Professor Pettigrew conducted an experiment in which he duplicated the phantom light phenomenon. He chose a night with the right weather conditions and drove about 10 kilometers away. Although he was beyond their view, six witnesses saw the car lights floating above the horizon. Many other people saw an even more spectacular illusion the following morning when they witnessed a whole mountain range floating above the ground. In 2003, Pettigrew published his findings in his paper, “The Min Min light and the Fata Morgana: An optical account of a mysterious Australian phenomenon.”
Are the Min Min Lights a Fata Morgana?
Professor Pettigrew hypothesized that the Min Min lights are a type of mirage — a Fata Morgana. This optical illusion sometimes occurs when a warm layer of air traps a layer of dense cold air underneath it. Then when light passes through the two layers, the light bends or refracts. Since it is optically tricky for humans to identify bent light, it’s easy for someone to believe that the image they see is a ghost or spirit orb.

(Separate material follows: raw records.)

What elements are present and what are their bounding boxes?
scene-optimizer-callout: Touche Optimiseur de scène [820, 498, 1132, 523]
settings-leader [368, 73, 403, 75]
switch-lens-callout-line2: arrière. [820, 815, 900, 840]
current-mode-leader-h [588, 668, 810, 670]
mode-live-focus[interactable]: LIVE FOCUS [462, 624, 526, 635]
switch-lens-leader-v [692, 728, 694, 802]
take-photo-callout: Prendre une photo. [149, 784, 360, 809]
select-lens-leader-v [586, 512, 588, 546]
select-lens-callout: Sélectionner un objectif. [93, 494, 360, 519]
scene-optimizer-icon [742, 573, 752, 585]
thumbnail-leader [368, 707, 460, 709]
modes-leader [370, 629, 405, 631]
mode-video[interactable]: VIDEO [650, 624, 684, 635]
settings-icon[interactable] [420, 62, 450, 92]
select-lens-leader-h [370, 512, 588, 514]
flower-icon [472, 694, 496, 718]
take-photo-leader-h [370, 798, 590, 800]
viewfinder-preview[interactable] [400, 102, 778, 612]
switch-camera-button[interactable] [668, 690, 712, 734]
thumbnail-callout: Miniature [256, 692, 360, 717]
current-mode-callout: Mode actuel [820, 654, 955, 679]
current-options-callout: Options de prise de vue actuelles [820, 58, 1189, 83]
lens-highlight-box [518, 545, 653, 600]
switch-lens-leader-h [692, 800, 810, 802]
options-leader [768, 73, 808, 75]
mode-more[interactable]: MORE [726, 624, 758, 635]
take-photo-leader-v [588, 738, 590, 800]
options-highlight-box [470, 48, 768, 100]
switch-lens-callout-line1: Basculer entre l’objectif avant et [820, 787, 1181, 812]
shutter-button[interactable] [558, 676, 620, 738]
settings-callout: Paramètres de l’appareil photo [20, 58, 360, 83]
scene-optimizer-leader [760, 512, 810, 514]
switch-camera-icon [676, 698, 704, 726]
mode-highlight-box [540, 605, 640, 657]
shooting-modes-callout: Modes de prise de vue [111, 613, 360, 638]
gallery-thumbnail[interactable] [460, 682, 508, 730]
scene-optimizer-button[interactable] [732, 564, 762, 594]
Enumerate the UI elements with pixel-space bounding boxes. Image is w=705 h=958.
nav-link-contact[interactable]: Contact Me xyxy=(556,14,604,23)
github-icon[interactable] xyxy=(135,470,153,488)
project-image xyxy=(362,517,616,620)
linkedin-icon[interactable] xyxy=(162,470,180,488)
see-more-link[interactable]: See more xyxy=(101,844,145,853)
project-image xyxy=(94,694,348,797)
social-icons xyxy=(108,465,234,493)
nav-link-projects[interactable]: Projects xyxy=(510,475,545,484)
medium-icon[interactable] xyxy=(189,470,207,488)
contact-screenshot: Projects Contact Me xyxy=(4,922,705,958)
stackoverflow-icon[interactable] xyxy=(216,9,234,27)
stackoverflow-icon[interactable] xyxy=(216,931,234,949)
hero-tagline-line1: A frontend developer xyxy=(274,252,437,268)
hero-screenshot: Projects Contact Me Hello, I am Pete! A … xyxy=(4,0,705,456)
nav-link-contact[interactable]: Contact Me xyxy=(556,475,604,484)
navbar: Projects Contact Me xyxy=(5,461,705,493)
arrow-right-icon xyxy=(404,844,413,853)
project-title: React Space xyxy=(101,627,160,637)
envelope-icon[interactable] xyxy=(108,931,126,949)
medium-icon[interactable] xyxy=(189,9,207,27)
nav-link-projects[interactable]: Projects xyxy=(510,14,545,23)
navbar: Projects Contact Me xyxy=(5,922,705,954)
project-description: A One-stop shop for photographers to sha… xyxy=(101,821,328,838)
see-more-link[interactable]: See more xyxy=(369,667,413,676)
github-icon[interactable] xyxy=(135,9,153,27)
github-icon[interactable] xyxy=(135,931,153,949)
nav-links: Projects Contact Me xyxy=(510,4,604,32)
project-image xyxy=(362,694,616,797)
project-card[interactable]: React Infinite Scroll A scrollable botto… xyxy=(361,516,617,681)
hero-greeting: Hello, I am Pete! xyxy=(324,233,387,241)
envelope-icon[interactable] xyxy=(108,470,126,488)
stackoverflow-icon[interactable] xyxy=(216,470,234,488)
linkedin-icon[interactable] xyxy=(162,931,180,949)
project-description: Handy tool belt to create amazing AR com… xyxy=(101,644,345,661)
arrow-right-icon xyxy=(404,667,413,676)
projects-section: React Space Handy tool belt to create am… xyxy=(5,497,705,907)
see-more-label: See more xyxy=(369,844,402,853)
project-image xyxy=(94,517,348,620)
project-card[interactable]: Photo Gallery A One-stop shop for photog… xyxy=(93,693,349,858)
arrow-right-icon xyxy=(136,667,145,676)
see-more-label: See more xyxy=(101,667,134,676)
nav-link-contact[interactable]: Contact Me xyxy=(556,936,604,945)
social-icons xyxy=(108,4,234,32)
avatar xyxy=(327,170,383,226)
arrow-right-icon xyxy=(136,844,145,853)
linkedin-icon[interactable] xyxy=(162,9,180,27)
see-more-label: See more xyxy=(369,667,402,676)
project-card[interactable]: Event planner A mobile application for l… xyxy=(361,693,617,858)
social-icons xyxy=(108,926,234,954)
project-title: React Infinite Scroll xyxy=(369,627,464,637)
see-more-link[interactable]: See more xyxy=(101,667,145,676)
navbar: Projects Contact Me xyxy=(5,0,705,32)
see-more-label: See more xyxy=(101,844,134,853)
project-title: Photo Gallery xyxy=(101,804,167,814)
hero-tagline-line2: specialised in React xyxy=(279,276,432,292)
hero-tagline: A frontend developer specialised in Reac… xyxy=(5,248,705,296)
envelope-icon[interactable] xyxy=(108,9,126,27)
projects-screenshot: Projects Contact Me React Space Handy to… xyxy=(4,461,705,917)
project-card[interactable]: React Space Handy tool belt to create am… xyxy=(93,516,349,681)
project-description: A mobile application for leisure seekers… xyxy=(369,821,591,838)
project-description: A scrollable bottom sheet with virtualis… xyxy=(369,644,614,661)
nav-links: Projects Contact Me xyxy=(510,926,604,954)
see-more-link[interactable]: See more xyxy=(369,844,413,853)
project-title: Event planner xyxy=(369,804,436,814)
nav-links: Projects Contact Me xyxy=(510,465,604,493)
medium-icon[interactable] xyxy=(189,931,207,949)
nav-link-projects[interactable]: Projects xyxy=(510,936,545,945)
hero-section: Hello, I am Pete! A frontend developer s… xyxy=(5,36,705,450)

In a Fata Morgana, the image floats above the horizon or directly in front of the observer. This phenomenon is what causes the phantom ship encounter, which can be frightening for many people.
Wonderful during the day, such Fata Morgana can be terrifying at night when a single light source gives no hint that it is actually part of a mirage emanating from a great distance. Even hardened Outback observers can break down when they are unable to interpret the unusual optical properties of the light in terms of their own, very different, past experiences.
Related: Solving the Ball Lightning Mystery
Ghostly Lights Around the World
Phenomena of phantom lights aren’t unique to Australia. Many other countries have folklore about ghost lights, fairy lights, will-o’-the-wisp, or ignis fatuus. Will-o’-the-wisps are mysterious lights that Celtic peoples of Ireland, Scotland, England, Wales observed. Unlike the Min Min lights, the will-o’-wisps appear mostly around wet grounds such as bogs and swamps. Some people think they are fairies or spirits. Interestingly, the jack-o’-lantern story resulted from the will-o’-the-wisp because the lights resemble a lantern moving by itself through the darkness.
In Mexico, there is a type of light similar to the ghost orbs of Boulia that locals believe are the souls of witches. They call these brujas. In the South American countries of Argentina and Uruguay, the ghost lights are luz mala meaning evil light. Luz mala is a rural phenomenon, similar to the Australian lights. However, the residents dread them and have incorporated them into many myths.
Proponents of natural theories suggest that the phantom lights result from gaseous releases from the earth — such as those often seen at graveyards — or glowing insects like fireflies. Fringe theorists support the UFO and paranormal avenues (ghosts, spirits, fairies).
Visitors Seeking an Encounter
Magic exists when something defies our understanding, and many people in the Boulia region want to keep the magic of the Min Min lights alive. It’s a part of who they are. Today, the phenomenon gives a theme to the town and serves as an attraction for tourists. Although most people now know there is nothing to fear, the lights continue to be magical, and any visitor would be lucky to have a chance encounter.
Boulia is in the Outback in Central West Queensland, 184 miles south of Mount Isa.